Related Work & Insights¶
- vs. SinDDM / SinFusion / SinDiffusion (Training-based Diffusion): These require 1.5–10 hours to implicitly model patches. Ours uses an explicit closed-form denoiser, is training-free, and achieves better SIFID and diversity.
- vs. GPNN / GPDM (Non-parametric Patch Methods): While similarly fast and training-free, these tend towards near-duplicates as they lack probabilistic score modeling. Ours provides a probabilistic framework allowing for better controllability.
- vs.
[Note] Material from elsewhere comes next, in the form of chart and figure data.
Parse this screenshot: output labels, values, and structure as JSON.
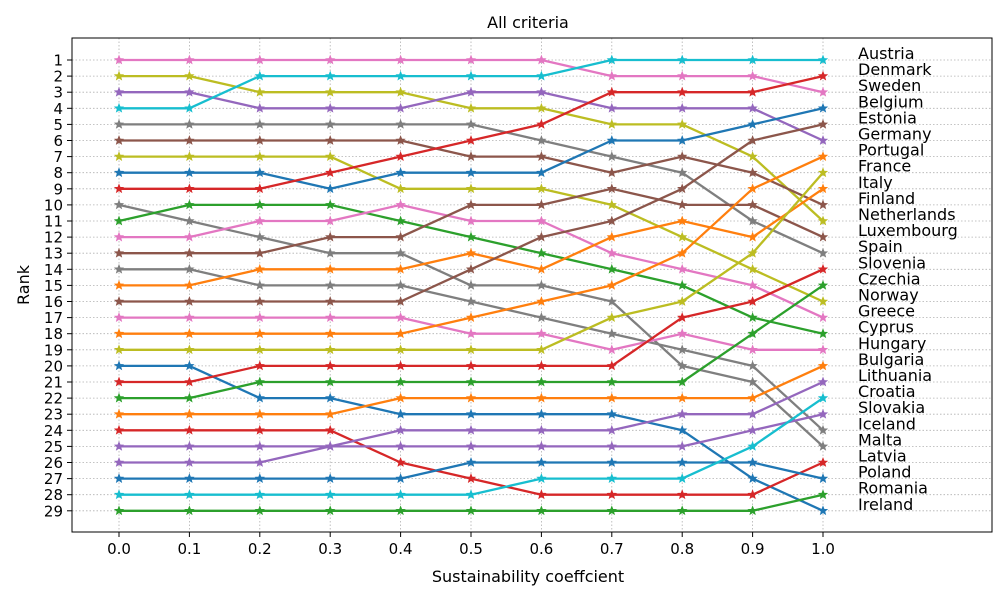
{
  "chart_data": {
    "type": "line",
    "title": "All criteria",
    "xlabel": "Sustainability coeffcient",
    "ylabel": "Rank",
    "x": [
      0.0,
      0.1,
      0.2,
      0.3,
      0.4,
      0.5,
      0.6,
      0.7,
      0.8,
      0.9,
      1.0
    ],
    "x_tick_labels": [
      "0.0",
      "0.1",
      "0.2",
      "0.3",
      "0.4",
      "0.5",
      "0.6",
      "0.7",
      "0.8",
      "0.9",
      "1.0"
    ],
    "y_tick_labels": [
      "1",
      "2",
      "3",
      "4",
      "5",
      "6",
      "7",
      "8",
      "9",
      "10",
      "11",
      "12",
      "13",
      "14",
      "15",
      "16",
      "17",
      "18",
      "19",
      "20",
      "21",
      "22",
      "23",
      "24",
      "25",
      "26",
      "27",
      "28",
      "29"
    ],
    "ylim": [
      0.0,
      30.0
    ],
    "y_inverted": true,
    "grid": true,
    "marker": "star",
    "end_labels": [
      "Austria",
      "Denmark",
      "Sweden",
      "Belgium",
      "Estonia",
      "Germany",
      "Portugal",
      "France",
      "Italy",
      "Finland",
      "Netherlands",
      "Luxembourg",
      "Spain",
      "Slovenia",
      "Czechia",
      "Norway",
      "Greece",
      "Cyprus",
      "Hungary",
      "Bulgaria",
      "Lithuania",
      "Croatia",
      "Slovakia",
      "Iceland",
      "Malta",
      "Latvia",
      "Poland",
      "Romania",
      "Ireland"
    ],
    "series": [
      {
        "color": "#e377c2",
        "values": [
          1,
          1,
          1,
          1,
          1,
          1,
          1,
          2,
          2,
          2,
          3
        ]
      },
      {
        "color": "#bcbd22",
        "values": [
          2,
          2,
          3,
          3,
          3,
          4,
          4,
          5,
          5,
          7,
          11
        ]
      },
      {
        "color": "#9467bd",
        "values": [
          3,
          3,
          4,
          4,
          4,
          3,
          3,
          4,
          4,
          4,
          6
        ]
      },
      {
        "color": "#17becf",
        "values": [
          4,
          4,
          2,
          2,
          2,
          2,
          2,
          1,
          1,
          1,
          1
        ]
      },
      {
        "color": "#7f7f7f",
        "values": [
          5,
          5,
          5,
          5,
          5,
          5,
          6,
          7,
          8,
          11,
          13
        ]
      },
      {
        "color": "#8c564b",
        "values": [
          6,
          6,
          6,
          6,
          6,
          7,
          7,
          8,
          7,
          8,
          10
        ]
      },
      {
        "color": "#bcbd22",
        "values": [
          7,
          7,
          7,
          7,
          9,
          9,
          9,
          10,
          12,
          14,
          16
        ]
      },
      {
        "color": "#1f77b4",
        "values": [
          8,
          8,
          8,
          9,
          8,
          8,
          8,
          6,
          6,
          5,
          4
        ]
      },
      {
        "color": "#d62728",
        "values": [
          9,
          9,
          9,
          8,
          7,
          6,
          5,
          3,
          3,
          3,
          2
        ]
      },
      {
        "color": "#7f7f7f",
        "values": [
          10,
          11,
          12,
          13,
          13,
          15,
          15,
          16,
          20,
          21,
          25
        ]
      },
      {
        "color": "#2ca02c",
        "values": [
          11,
          10,
          10,
          10,
          11,
          12,
          13,
          14,
          15,
          17,
          18
        ]
      },
      {
        "color": "#e377c2",
        "values": [
          12,
          12,
          11,
          11,
          10,
          11,
          11,
          13,
          14,
          15,
          17
        ]
      },
      {
        "color": "#8c564b",
        "values": [
          13,
          13,
          13,
          12,
          12,
          10,
          10,
          9,
          10,
          10,
          12
        ]
      },
      {
        "color": "#7f7f7f",
        "values": [
          14,
          14,
          15,
          15,
          15,
          16,
          17,
          18,
          19,
          20,
          24
        ]
      },
      {
        "color": "#ff7f0e",
        "values": [
          15,
          15,
          14,
          14,
          14,
          13,
          14,
          12,
          11,
          12,
          9
        ]
      },
      {
        "color": "#8c564b",
        "values": [
          16,
          16,
          16,
          16,
          16,
          14,
          12,
          11,
          9,
          6,
          5
        ]
      },
      {
        "color": "#e377c2",
        "values": [
          17,
          17,
          17,
          17,
          17,
          18,
          18,
          19,
          18,
          19,
          19
        ]
      },
      {
        "color": "#ff7f0e",
        "values": [
          18,
          18,
          18,
          18,
          18,
          17,
          16,
          15,
          13,
          9,
          7
        ]
      },
      {
        "color": "#bcbd22",
        "values": [
          19,
          19,
          19,
          19,
          19,
          19,
          19,
          17,
          16,
          13,
          8
        ]
      },
      {
        "color": "#1f77b4",
        "values": [
          20,
          20,
          22,
          22,
          23,
          23,
          23,
          23,
          24,
          27,
          29
        ]
      },
      {
        "color": "#d62728",
        "values": [
          21,
          21,
          20,
          20,
          20,
          20,
          20,
          20,
          17,
          16,
          14
        ]
      },
      {
        "color": "#2ca02c",
        "values": [
          22,
          22,
          21,
          21,
          21,
          21,
          21,
          21,
          21,
          18,
          15
        ]
      },
      {
        "color": "#ff7f0e",
        "values": [
          23,
          23,
          23,
          23,
          22,
          22,
          22,
          22,
          22,
          22,
          20
        ]
      },
      {
        "color": "#d62728",
        "values": [
          24,
          24,
          24,
          24,
          26,
          27,
          28,
          28,
          28,
          28,
          26
        ]
      },
      {
        "color": "#9467bd",
        "values": [
          25,
          25,
          25,
          25,
          24,
          24,
          24,
          24,
          23,
          23,
          21
        ]
      },
      {
        "color": "#9467bd",
        "values": [
          26,
          26,
          26,
          25,
          25,
          25,
          25,
          25,
          25,
          24,
          23
        ]
      },
      {
        "color": "#1f77b4",
        "values": [
          27,
          27,
          27,
          27,
          27,
          26,
          26,
          26,
          26,
          26,
          27
        ]
      },
      {
        "color": "#17becf",
        "values": [
          28,
          28,
          28,
          28,
          28,
          28,
          27,
          27,
          27,
          25,
          22
        ]
      },
      {
        "color": "#2ca02c",
        "values": [
          29,
          29,
          29,
          29,
          29,
          29,
          29,
          29,
          29,
          29,
          28
        ]
      }
    ]
  }
}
Classic Restoration (NLM / EPLL): Ours proves the diffusion denoiser is essentially NLM or a GMM MAP estimate, successfully repurposing restoration tools for the generative task.
Rating¶
- Novelty: ⭐⭐⭐⭐⭐ The leap from "finite patch set" to "analytical score" fundamentally changes the training-free single-image diffusion paradigm.
- Experimental Thoroughness: ⭐⭐⭐⭐ Extensive comparisons and multi-application demos are provided, though metrics remain tied to SIFID.
- Writing Quality: ⭐⭐⭐⭐⭐ Clear progression from observation to mathematical derivation to Algorithmic implementation.
- Value: ⭐⭐⭐⭐⭐ Practical and inspiring, enabling high-res single-image generation in seconds without any training.